One thing that a lot of naysayers forget is that a meh launch is nothing new. This is not a 3DS specific thing. The DS was kind of a terrible system for awhile, until somewhere in the middle of 2005 when amazing games starting coming out (a good 7+ months later).
Also, a lot of the “3DS is doomed” rhetoric is pure conjecture. Super official numbers haven’t been released yet, and the few that have are nothing to sneeze at (A CHOO!!!). It’s selling fine, and well enough, but something tells me it won’t ever be as big as the Wii or the original DS.
This is fine because:
- Nintendo needs a fire lit under their ass again. Competition is healthy, in so many ways. It brings out the best and reduces the laziness (or here’s hoping). Better/more games, better updates.
- Nintendo does the underdog thing pretty well. This is purely a nostalgic viewpoint, but that purple lunchbox, I mean the GameCube, created some great times back then for me. A lot of weird games came out for it (PIKMIN, ANIMAL CROSSING YEAH) and I want a return to something like that. I can’t stand the casual friendly boring look of many Wii games, with Arial-like fonts and huge ass buttons on menus. Making something streamlined just for the sake of doing it seems so stupid. Personality is key.

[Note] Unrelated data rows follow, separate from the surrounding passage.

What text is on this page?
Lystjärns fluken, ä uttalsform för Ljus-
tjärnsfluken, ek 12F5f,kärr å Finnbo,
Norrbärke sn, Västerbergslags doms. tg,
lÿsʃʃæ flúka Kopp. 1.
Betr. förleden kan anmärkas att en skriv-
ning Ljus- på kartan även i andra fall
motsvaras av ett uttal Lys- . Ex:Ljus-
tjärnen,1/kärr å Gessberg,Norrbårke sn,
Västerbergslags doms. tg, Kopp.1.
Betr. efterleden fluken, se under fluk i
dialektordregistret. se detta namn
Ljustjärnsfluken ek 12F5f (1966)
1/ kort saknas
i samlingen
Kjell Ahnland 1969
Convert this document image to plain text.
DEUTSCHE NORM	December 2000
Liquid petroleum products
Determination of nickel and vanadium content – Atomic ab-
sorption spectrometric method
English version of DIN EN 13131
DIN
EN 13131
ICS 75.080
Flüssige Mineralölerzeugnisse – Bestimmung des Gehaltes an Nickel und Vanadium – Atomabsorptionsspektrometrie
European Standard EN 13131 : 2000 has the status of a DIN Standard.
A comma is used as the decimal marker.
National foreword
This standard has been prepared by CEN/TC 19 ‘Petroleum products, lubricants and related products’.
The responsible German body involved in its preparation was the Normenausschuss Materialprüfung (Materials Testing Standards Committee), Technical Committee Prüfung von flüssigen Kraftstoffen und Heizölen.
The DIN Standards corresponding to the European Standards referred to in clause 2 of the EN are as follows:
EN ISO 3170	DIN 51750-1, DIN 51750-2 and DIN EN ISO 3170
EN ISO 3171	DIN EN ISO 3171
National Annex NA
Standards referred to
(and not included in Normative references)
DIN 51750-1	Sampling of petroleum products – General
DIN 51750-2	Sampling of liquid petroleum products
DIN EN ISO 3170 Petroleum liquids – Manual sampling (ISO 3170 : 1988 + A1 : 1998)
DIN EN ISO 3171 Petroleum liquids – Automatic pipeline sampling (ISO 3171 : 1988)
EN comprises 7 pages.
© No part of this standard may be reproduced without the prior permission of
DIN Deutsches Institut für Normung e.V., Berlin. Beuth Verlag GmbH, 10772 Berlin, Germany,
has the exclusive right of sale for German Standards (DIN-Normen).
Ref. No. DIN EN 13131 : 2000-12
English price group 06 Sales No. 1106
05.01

- Cheaper prices. MAYBE? Doubtful. I don’t know, I just thought I needed another bullet point.
Worrying about a system during its infancy is nothing new to nerds, so saying “just relax” is a little futile. But that’s really just it — there’s nothing particularly worrisome yet. It won’t sell as well perhaps, but then again for once it maybe doesn’t need to. We’ll still get Mario and it’s Kart sibling with its annoying ass blue shell, and the holidays will come and spoiled children across the globe will be kicking and screaming for these things. Also, I have no idea why this last paragraph has really tiny font.